Calculating your firm’s gender pay gap is a great step towards gender equity in your organisation. There are financial reasons to close the gender pay gap too; McKinsey estimates that bridging the UK gender pay gap could generate some £150 billion on top of business-as-usual GDP forecasts in 2025. In this gender pay gap guide, we explore its common causes, the impact of COVID-19, and the solutions to bridging it.
Reporting figures can nudge your organisation into realising the risks to their reputation if they fail to address the gender pay gap, but first, what is the gender pay gap?
The gender pay gap: the basics
The gender pay gap is the difference in pay between the total number of men versus the total number of women in a business.
The law requires many firms to publish gender pay gap figures each year. If you’re a public or private sector organisation with 250 employees or more, you must publish your data.
A common misconception about the gender pay gap is that it’s the same as equal pay, this isn’t true. Equal pay means people are paid the same for equal work, which is comparing one job with another. The gender pay gap, however, is about gender pay differences across an entire organisation.
The gender pay gap is measured in ‘mean’ and ‘median’ gap percentages. The ‘mean’ pay gap is calculated by adding up the wages for men and women separately and then dividing the totals by the numbers in each gender group.
The ‘median’ gap is another way to calculate the gender pay gap and this is done by lining up all men’s and women’s wages from top to bottom and comparing the number in the middle for each gender. Yet, this doesn’t consider differences in job roles, age, or previous experience that could determine the level of pay.
While some employers might be nervous to disclose gender pay gap figures, particularly if they are unfavourable, doing so will make the business appear transparent and accountable for making a change, which will likely impress women in the organisation, stakeholders, and potential recruits who are increasingly diversity, equity and inclusion minded.
Main causes of the gender pay gap
A cause of the gender pay gap is women earning less money than men in an organisation because they are in more junior roles, however, the gender pay gap in a business can also be in favour of women. In short, it’s not always women who are paid less than men.
A gender pay gap is also due to the position of women in organisations that put them at a disadvantage, such as there being fewer women in senior roles than men, and more women working part-time due to caregiving responsibilities.
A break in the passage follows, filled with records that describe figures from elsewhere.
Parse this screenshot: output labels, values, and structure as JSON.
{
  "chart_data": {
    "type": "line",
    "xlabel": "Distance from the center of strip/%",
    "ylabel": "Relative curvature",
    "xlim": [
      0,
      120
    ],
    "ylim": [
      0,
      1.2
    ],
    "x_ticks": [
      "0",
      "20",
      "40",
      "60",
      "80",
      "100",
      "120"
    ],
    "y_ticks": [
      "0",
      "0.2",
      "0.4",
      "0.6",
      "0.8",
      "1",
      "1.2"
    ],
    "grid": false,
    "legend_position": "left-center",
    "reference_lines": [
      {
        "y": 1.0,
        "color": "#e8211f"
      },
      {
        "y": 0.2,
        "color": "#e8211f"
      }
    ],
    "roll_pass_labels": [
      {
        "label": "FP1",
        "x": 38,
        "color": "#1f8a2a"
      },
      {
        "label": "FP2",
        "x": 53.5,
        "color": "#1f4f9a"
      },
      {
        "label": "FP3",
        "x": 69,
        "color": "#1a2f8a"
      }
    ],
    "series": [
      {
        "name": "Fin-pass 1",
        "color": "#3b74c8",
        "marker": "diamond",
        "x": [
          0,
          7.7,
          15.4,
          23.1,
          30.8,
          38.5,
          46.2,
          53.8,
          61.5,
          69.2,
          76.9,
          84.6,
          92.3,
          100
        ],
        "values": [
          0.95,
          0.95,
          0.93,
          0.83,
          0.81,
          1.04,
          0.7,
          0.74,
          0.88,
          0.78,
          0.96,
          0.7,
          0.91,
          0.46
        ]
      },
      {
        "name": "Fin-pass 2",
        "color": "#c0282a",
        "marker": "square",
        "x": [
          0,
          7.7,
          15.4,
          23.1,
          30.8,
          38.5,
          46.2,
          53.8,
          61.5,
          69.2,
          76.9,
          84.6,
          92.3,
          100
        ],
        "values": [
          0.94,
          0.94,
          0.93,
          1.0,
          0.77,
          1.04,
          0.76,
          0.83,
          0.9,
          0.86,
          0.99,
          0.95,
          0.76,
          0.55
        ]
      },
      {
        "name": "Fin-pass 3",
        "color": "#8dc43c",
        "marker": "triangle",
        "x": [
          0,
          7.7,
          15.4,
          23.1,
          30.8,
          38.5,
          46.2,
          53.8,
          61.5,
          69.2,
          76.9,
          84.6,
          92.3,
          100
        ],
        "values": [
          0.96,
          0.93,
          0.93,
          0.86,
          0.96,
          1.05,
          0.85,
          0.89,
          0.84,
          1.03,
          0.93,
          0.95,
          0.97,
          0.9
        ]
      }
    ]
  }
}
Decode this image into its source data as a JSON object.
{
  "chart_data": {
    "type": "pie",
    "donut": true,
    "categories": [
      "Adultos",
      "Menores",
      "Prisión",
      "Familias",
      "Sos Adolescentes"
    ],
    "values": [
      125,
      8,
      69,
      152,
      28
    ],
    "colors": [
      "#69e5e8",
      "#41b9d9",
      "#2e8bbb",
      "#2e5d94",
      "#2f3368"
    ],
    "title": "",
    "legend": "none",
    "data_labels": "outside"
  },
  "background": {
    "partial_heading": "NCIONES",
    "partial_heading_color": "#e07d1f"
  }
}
Women are also more largely represented in industries that don’t pay as well as male-dominated ones. For example, women make up large groups of workers in sectors like retail and hospitality yet are underrepresented in areas since as finance and engineering.
Some think that women are paid less than men because they choose to. Namely, that they are more likely to take part-time roles or reduced hours. However, many have no choice due to other responsibilities like childcare or caring for an elderly relative or dependent adult.
Context: the gender pay gap and COVID-19
The average gender pay gap of all the firms that reported their gender pay statistics in the past financial year is 10.4%, which is the same as the average of all firms reporting in 2019/2020. The fact the gender pay gap hasn’t closed for two years is concerning, but the impact of the pandemic on women in business is a big reason for it.
For example, women were more likely to be furloughed during the height of COVID-19 as they are better represented in badly hit industries like leisure, retail, and hospitality. For those that remained in employment during this time, women were also less likely than their male counterparts to have received salary rises.
How to help close the gender pay gap
Gender bias, stereotypes, and lack of women role models also contribute to the gender pay gap, but these barriers can be removed through better workplace policies.
Aside from more transparent reporting, changes firms can make to help more women into senior roles and thus narrow the gender pay gap include more transparency around internal promotions, salaries, and bonuses.
Firms should also be careful to remove any language that could alienate women in job postings for all role levels and ensure a gender diverse cohort of applicants are invited to the interview stage and are interviewed by a gender-diverse panel to prevent gender bias from influencing the selection process.
Once you start reporting your gender pay gap figures, you can start looking at other pay gaps in your organisation, such as ethnicity and disability pay gaps, which can make your company a real advocate for diversity, equity, and inclusion.